Too Much Ain't Enough? Yes It Is.

According to the paper this morning, there will be 19 college football games on TV beginning at noon and ending early Sunday morning. Except the paper doesn't count the Big Ten network, which I get, so make it 20. At 3 1/2 hours a game, roughly, that's 70 hours of football crammed into a 14-hour bag. This, of course, does not count highlight and pregame shows.

There was a college football game on last night. True, it was only Penn-Princeton, but still. There are now college football games on every night of the week except Monday night. That must be study hall.
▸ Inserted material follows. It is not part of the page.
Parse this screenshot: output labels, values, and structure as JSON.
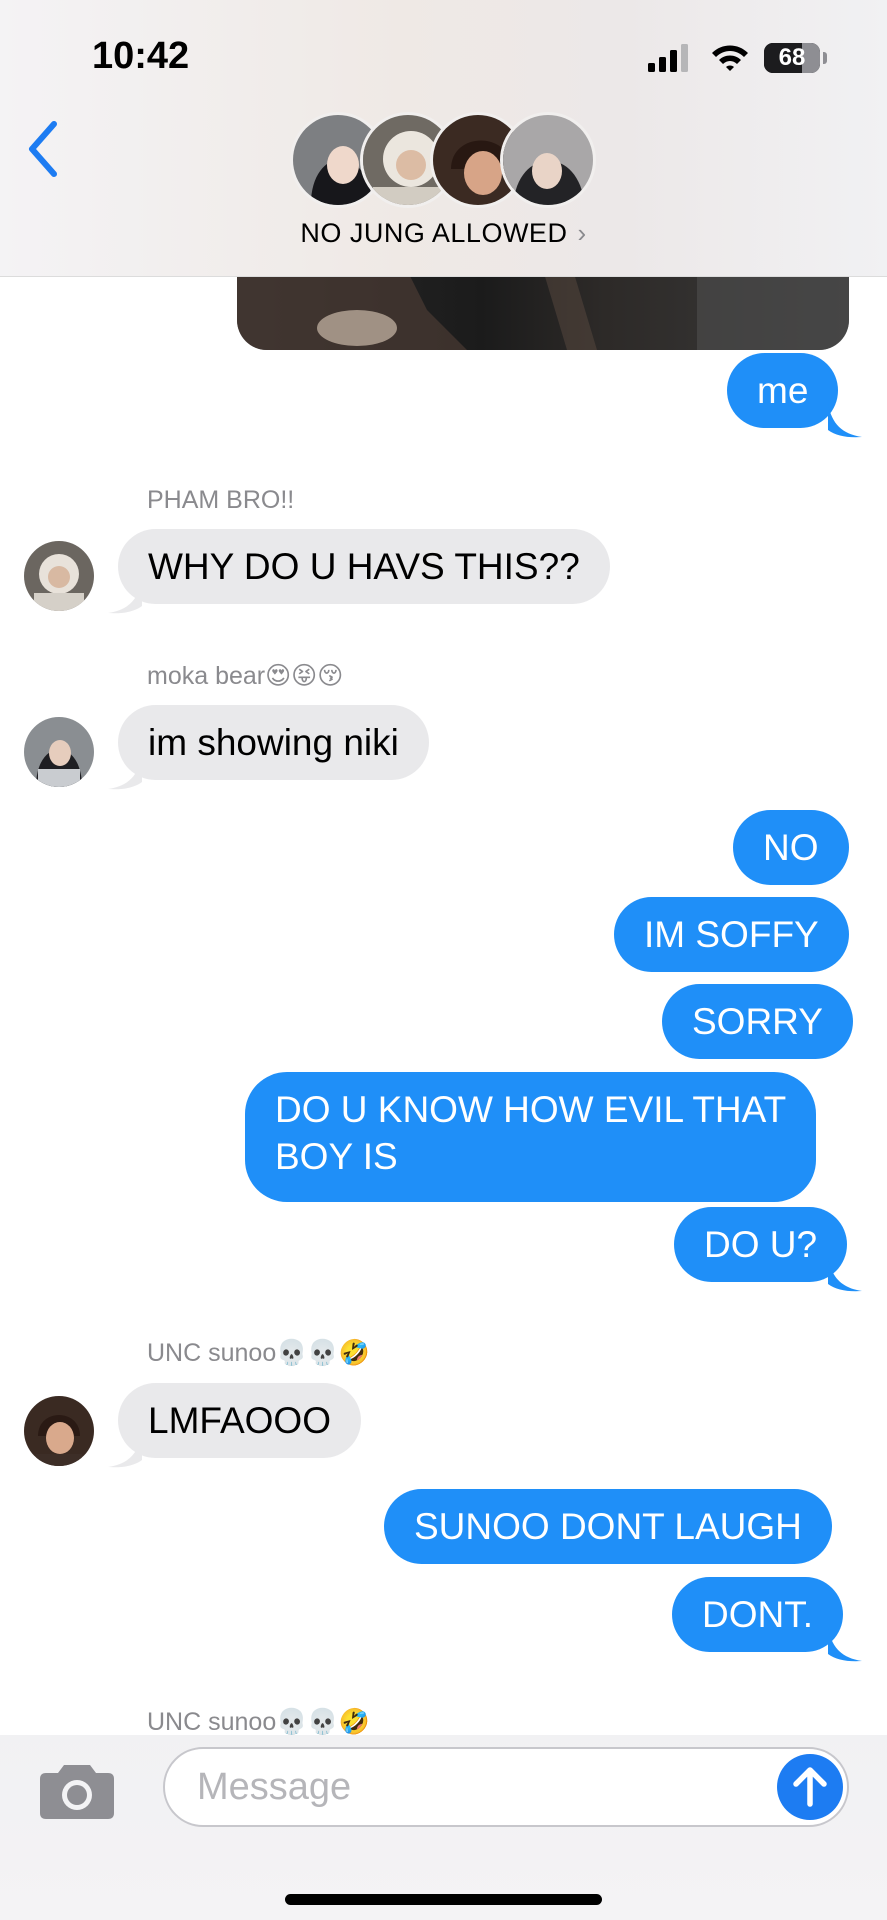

This, I think, is why I find it exceedingly difficult to get involved with following college football. There's too much of it. One drowns in a sea of data provided by teams which by rule undergo massive roster changes each season. One doesn't know where to start, so it's relatively easy not to start at all. It wouldn't be good to end up like one of those liberal bloggers earnestly charting every ballot of every nowhereland congressional race in a recount.

I mean, if Colorado vs. Iowa State was the ONLY game on my TV today, I might watch it. It comes in at about 17 on the priority scale, so I won't. Even as devout a remote-twitcher as myself (it'll be Alice's airtight defense at the manslaughter trial), won't click on it, for fear of getting involved and missing some other game's crucial moment. God, I'd hate to be a college play-by-play announcer, working in the knowledge my audience is churning over so fast none of them will hear an entire sentence I speak.

So, as has happened with baseball to a lesser degree, fans of old alma mater A watch its game, and ignore the rest. Same for colleges B, C, and on down. This audience segmentation is economically unsound for what is, hands down, our greediest national sport. College presidents have less fiscal shame than hedge fund managers. They are the world's most pretentious panhandlers.

They're also supposed to be smart, smart enough to check in at the economics department and review the law of supply and demand. If there were only half as many games on TV today, there'd still be more than any one person could watch. There's no reason anybody east of Davenport has to be exposed to Iowa State football. There's no money in it, either.

Since there's NOTHING else on of a Saturday night, I'll probably nod off to some game or other this evening. A dozing audience does not offer marketers a particularly effective ROI (return on investment).

When the BCS rankings argument starts, don't bother waking me up.